Dari sisi investasi, keberadaan TNI di posisi yang diperuntukkan untuk sipil tersebut memberikan kesan ekonomi kembali pada sistem komando bukan berdasarkan pada inovasi dan persaingan sehat.
Khawatirnya, investor akan menimbang ulang berinvestasi di Indonesia dan target penanaman modal asing atau foreign direct investment (FDI) yang ditetapkan pemerintah senilai Rp3.414 triliun pada 2029, bakal sulit tercapai.
Sementara salah satu poin revisi, yakni perpanjangan usia dinas, perlu pertimbangan ruang APBN di tengah berkoarnya kebijakan efisiensi.
Melihat total belanja pegawai pemerintah tahun ini saja sudah tembus Rp521,4 triliun atau meningkat tajam 85,5% dalam 10 tahun terakhir.
“Jika umur pensiun TNI ditambah, defisit APBN diperkirakan menembus 3% dalam waktu singkat yang artinya bisa melanggar konstitusi UU Keuangan Negara 2003,” tutupnya.
Melihat defisit tahun ini, pemerintah menetapkan sebesar 2,53% terhadap produk domestik bruto (PDB) atau setara dengan Rp616,2 triliun.
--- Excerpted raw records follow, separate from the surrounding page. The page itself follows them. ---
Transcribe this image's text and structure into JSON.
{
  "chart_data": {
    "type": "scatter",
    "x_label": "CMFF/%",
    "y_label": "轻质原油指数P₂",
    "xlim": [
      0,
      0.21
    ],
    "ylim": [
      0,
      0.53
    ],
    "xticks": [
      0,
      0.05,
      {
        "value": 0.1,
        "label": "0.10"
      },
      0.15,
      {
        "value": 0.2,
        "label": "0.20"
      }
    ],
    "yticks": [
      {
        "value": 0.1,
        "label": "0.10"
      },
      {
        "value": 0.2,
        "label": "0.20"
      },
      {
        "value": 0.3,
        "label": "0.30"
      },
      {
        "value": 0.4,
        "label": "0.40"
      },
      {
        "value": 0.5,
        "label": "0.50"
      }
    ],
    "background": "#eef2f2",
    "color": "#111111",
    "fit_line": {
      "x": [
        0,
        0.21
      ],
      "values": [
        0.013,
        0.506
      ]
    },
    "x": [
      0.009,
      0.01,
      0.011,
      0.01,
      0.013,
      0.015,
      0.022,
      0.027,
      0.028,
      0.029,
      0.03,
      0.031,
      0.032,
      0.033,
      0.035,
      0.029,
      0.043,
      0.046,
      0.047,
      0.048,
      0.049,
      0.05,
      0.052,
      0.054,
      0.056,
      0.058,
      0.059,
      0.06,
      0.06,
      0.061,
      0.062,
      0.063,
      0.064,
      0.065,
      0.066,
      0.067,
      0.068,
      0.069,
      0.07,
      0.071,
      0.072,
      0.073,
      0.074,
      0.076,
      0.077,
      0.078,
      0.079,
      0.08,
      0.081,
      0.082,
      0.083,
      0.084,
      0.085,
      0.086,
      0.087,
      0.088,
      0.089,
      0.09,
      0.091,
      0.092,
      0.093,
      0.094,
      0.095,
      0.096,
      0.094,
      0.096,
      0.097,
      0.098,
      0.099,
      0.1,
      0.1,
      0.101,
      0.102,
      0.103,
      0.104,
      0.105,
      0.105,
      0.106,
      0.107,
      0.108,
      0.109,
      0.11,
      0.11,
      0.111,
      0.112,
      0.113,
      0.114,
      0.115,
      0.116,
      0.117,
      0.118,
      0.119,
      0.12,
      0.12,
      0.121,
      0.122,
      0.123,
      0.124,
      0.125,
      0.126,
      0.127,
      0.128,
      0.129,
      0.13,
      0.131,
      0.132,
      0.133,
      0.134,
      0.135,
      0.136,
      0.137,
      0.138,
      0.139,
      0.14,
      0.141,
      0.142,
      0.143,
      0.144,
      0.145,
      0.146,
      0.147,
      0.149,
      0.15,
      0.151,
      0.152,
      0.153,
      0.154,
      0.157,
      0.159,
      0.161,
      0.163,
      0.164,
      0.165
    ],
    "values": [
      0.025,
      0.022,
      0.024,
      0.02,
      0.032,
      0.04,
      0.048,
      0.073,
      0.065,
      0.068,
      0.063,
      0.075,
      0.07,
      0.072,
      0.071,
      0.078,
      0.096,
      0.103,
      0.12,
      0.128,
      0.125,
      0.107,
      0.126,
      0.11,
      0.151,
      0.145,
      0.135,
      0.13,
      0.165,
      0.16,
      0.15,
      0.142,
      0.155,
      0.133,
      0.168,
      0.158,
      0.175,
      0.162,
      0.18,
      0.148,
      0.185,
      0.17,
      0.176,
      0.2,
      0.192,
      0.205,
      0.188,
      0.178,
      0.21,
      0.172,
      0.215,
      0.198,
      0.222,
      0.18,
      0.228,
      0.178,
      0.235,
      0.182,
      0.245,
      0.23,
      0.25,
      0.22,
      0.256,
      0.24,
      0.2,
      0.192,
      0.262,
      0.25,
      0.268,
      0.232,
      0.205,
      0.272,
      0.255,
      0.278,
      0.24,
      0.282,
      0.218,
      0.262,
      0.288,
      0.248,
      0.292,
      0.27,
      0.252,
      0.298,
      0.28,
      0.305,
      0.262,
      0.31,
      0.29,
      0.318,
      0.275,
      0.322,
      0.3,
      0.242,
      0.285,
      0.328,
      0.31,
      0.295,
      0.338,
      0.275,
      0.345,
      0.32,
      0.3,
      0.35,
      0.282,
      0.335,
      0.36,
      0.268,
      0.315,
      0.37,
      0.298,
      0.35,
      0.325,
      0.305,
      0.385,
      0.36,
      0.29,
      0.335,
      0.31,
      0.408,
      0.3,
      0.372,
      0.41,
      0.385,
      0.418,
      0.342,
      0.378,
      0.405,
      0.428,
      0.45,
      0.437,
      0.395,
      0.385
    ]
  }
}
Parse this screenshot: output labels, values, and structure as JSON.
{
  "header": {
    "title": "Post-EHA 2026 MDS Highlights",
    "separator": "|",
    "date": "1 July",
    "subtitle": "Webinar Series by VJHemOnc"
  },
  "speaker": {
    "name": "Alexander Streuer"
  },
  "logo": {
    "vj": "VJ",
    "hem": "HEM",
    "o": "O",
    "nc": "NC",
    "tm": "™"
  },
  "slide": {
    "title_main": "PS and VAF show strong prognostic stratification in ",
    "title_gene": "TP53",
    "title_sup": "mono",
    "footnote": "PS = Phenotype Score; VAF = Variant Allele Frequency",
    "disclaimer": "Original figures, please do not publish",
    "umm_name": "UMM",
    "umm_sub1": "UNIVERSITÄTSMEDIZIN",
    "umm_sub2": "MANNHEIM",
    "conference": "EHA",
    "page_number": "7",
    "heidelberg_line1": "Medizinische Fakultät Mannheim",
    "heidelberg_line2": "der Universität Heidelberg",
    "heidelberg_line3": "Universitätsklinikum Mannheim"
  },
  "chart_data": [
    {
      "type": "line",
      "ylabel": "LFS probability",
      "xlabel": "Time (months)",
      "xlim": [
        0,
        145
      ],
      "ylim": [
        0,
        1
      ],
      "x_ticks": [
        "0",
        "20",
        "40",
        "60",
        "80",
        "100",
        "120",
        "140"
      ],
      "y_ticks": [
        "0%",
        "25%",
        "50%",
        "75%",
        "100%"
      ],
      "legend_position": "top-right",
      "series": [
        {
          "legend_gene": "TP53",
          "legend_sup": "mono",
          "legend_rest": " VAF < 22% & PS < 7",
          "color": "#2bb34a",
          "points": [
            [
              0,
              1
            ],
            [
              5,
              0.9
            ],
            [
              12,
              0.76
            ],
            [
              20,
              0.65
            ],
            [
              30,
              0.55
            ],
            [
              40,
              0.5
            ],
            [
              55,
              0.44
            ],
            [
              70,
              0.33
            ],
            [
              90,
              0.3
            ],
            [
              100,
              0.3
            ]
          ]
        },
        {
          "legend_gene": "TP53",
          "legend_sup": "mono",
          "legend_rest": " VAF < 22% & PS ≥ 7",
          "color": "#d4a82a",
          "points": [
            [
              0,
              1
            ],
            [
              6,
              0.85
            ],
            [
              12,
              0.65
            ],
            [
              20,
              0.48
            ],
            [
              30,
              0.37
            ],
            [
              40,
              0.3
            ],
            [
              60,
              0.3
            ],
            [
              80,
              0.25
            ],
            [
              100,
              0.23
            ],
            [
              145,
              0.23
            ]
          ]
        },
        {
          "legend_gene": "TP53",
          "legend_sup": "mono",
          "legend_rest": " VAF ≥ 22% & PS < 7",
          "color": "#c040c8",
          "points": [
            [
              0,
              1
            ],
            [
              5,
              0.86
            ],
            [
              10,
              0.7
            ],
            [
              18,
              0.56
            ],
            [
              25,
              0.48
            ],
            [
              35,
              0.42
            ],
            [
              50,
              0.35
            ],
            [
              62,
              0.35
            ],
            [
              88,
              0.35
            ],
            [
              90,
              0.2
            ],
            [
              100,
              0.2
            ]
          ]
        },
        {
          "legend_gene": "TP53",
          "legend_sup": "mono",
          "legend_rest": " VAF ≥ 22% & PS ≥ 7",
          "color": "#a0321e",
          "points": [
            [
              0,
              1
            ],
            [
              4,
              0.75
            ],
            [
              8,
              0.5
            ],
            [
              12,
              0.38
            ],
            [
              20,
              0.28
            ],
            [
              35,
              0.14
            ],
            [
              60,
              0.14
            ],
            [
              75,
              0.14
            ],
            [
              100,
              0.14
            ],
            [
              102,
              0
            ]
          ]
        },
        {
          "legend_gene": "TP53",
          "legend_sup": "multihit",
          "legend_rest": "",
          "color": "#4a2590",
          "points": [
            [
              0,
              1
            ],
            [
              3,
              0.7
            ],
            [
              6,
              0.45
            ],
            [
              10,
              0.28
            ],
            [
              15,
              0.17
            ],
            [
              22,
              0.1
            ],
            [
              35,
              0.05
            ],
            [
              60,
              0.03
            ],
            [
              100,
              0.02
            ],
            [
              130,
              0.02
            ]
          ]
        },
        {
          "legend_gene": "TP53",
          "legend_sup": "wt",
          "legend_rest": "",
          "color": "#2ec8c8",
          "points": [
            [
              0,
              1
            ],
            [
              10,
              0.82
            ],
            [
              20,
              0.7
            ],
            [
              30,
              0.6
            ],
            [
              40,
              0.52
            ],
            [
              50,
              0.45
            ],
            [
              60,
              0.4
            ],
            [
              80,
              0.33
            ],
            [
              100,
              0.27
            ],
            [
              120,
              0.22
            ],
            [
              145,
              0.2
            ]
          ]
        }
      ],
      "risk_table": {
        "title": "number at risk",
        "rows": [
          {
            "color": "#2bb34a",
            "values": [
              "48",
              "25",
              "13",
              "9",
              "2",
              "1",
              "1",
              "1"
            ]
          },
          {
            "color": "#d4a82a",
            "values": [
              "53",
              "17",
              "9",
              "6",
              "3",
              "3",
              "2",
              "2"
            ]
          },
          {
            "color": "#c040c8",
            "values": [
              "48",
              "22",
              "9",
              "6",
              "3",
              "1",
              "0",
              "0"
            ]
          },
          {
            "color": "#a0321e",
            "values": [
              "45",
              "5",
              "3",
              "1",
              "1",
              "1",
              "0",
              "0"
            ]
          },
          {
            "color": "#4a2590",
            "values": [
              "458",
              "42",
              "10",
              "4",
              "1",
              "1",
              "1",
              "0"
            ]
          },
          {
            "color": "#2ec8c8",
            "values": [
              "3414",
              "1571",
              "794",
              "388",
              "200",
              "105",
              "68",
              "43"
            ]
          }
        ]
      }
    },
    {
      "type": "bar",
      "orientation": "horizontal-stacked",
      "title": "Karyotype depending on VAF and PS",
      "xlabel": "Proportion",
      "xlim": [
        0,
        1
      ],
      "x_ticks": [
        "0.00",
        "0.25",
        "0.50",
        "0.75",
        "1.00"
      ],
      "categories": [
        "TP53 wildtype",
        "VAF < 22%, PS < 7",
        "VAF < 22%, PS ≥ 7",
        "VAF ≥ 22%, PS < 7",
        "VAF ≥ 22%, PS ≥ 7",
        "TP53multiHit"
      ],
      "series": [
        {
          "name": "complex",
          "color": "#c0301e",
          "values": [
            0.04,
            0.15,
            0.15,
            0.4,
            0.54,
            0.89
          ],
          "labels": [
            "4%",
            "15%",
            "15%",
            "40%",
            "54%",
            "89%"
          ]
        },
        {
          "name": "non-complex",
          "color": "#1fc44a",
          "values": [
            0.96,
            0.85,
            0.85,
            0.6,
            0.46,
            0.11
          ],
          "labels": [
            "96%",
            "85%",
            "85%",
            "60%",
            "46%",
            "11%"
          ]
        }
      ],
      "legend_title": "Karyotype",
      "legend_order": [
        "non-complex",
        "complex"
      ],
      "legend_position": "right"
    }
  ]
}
Baru dua bulan berjalan APBN 2025, sejumlah lembaga pun memandang defisit terus berpotensi melebar ke level 2,9%.
Komisi I DPR RI pun akan menggelar rapat dengan pemerintah dalam rangka pembicaraan tingkat I untuk pengambilan keputusan terhadap revisi Undang-Undang tentang Perubahan Atas UU Nomor 34/2004 tentang TNI hari ini, Selasa (18/3/2025).